Is there a performance/storage impact from writing data non-chronological?
I have an influxdb that has been collecting data for some time now. I want to migrate it to a new server. Is there a significant difference in the following two scenarios:
Redirect incoming data streams to new server, then simultaneously start migrating data from old server to new server. This means that the data is coming in non-chronological
Leave incoming streams on old server, start migrating data to new server and when the new one is caught up, redirect the incoming data. This means everything is written chronologically.
I have a preference for the first scenario, but I don’t know what this means for how this data would end up on disk (chronologically in shards our spread out over multiple shards mixed with new data) and how that would impact performance.

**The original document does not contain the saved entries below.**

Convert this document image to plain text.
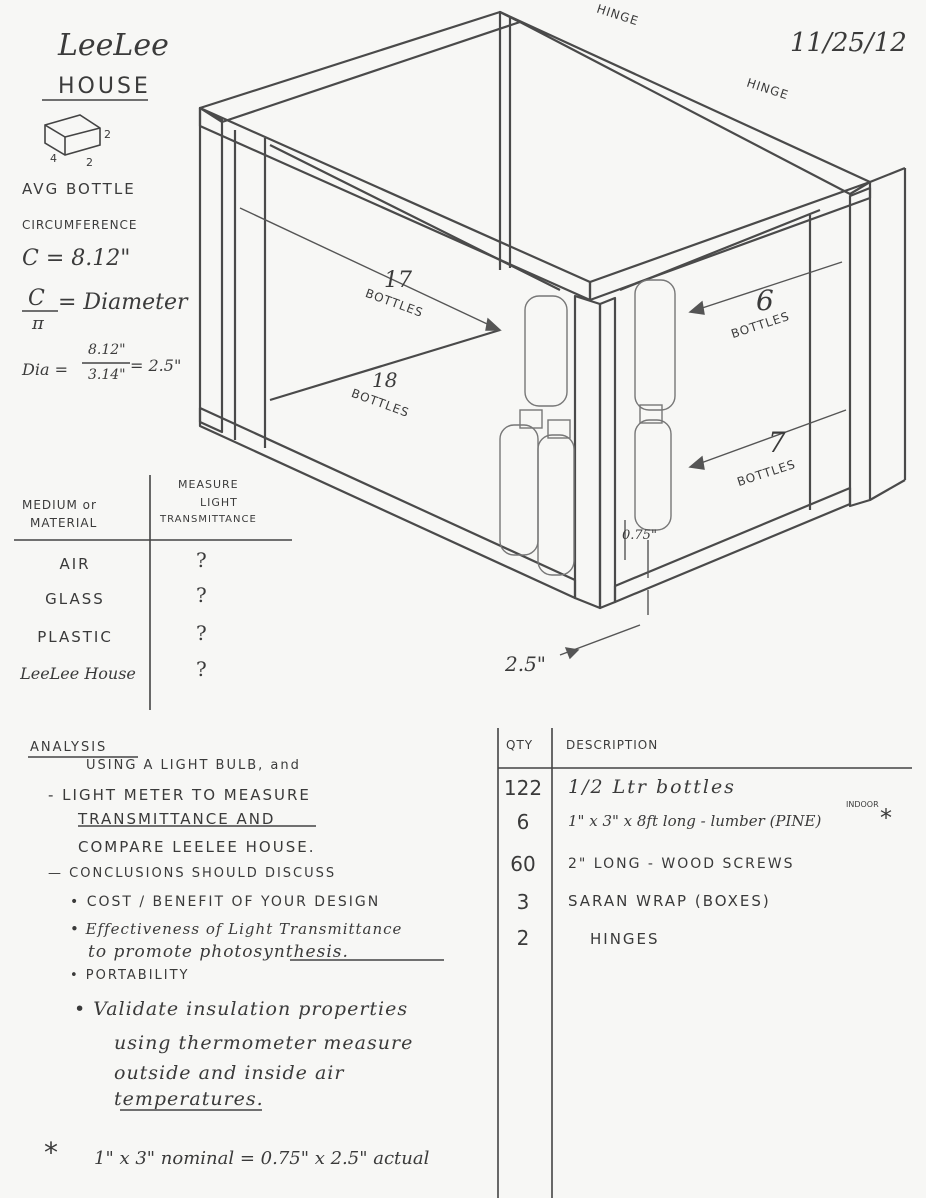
LeeLee
HOUSE
11/25/12
4	2
2
AVG BOTTLE
CIRCUMFERENCE
C = 8.12"
C
π
= Diameter
Dia =
8.12"
3.14" = 2.5"
HINGE
HINGE
17
BOTTLES
18
BOTTLES
6
BOTTLES
7
BOTTLES
0.75"
2.5"
MEDIUM or
MATERIAL
MEASURE
LIGHT
TRANSMITTANCE
AIR	?
GLASS	?
PLASTIC	?
LeeLee House	?
ANALYSIS
USING A LIGHT BULB, and
- LIGHT METER TO MEASURE
TRANSMITTANCE AND
COMPARE LEELEE HOUSE.
— CONCLUSIONS SHOULD DISCUSS
• COST / BENEFIT OF YOUR DESIGN
• Effectiveness of Light Transmittance
to promote photosynthesis.
• PORTABILITY
• Validate insulation properties
using thermometer measure
outside and inside air
temperatures.
* 1" x 3" nominal = 0.75" x 2.5" actual
QTY	DESCRIPTION
122 1/2 Ltr bottles
6	1" x 3" x 8ft long - lumber (PINE)
INDOOR *
60	2" LONG - WOOD SCREWS
3	SARAN WRAP (BOXES)
2	HINGES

It is supposed to not matter after the database has done full compaction, which depending on your config, happens some hours after the last write. Writing out-of-order will make the compaction process itself take much longer (in my experience). I have experienced some quite weird performance issues with influxdb lately though, so I would not bet my first-born on it actually being irrelevant even though it is claimed to be.
InfluxDB can handle temporary, non-chronological writes during migrations. When migrating to new servers, we recommend taking these steps:
Backup the old server influxd backup <path-to-backup> makes a backup of the metastore influxd backup -database <mydatabase> <path-to-backup> backs up a specific database
If you’re backing up a remote node, use these instructions.

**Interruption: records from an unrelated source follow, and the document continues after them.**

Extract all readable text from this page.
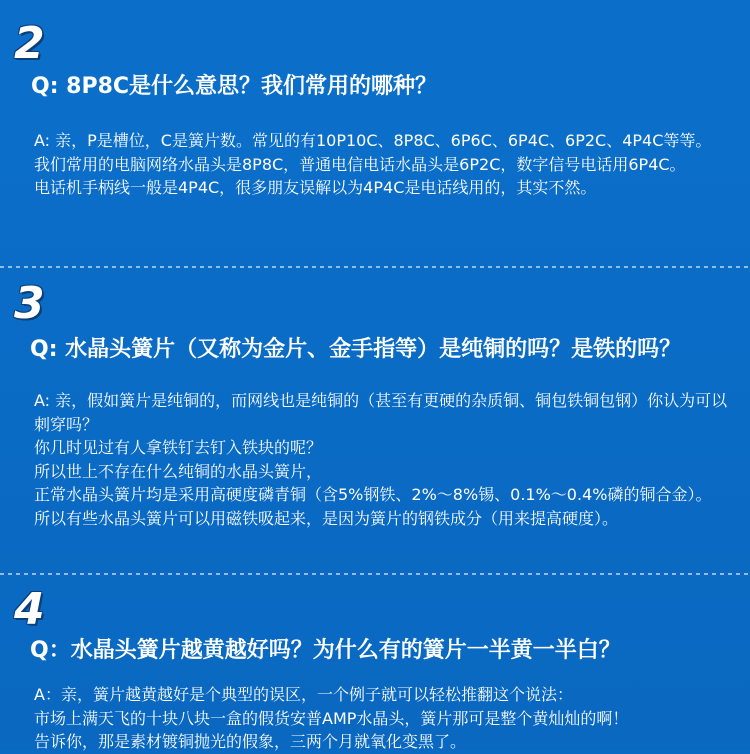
2
Q: 8P8C是什么意思？我们常用的哪种？

A: 亲，P是槽位，C是簧片数。常见的有10P10C、8P8C、6P6C、6P4C、6P2C、4P4C等等。

我们常用的电脑网络水晶头是8P8C，普通电信电话水晶头是6P2C，数字信号电话用6P4C。

电话机手柄线一般是4P4C，很多朋友误解以为4P4C是电话线用的，其实不然。

3
Q: 水晶头簧片（又称为金片、金手指等）是纯铜的吗？是铁的吗？

A: 亲，假如簧片是纯铜的，而网线也是纯铜的（甚至有更硬的杂质铜、铜包铁铜包钢）你认为可以刺穿吗？

你几时见过有人拿铁钉去钉入铁块的呢？

所以世上不存在什么纯铜的水晶头簧片，

正常水晶头簧片均是采用高硬度磷青铜（含5%钢铁、2%～8%锡、0.1%～0.4%磷的铜合金）。

所以有些水晶头簧片可以用磁铁吸起来，是因为簧片的钢铁成分（用来提高硬度）。

4
Q：水晶头簧片越黄越好吗？为什么有的簧片一半黄一半白？

A：亲，簧片越黄越好是个典型的误区，一个例子就可以轻松推翻这个说法：

市场上满天飞的十块八块一盒的假货安普AMP水晶头，簧片那可是整个黄灿灿的啊！

告诉你，那是素材镀铜抛光的假象，三两个月就氧化变黑了。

Restore the backup to the new server
To restore from a backup you will need to specify the type of backup, the path to where the backup should be restored, and the path to the backup.
Migrate data for the interim period from when the initial backup was created to when the dual writes began
The tricky part in this is that you have to backup a time slice. Importing requires you to sideload into a temp DB and then use a SELECT…INTO query to finalize the series.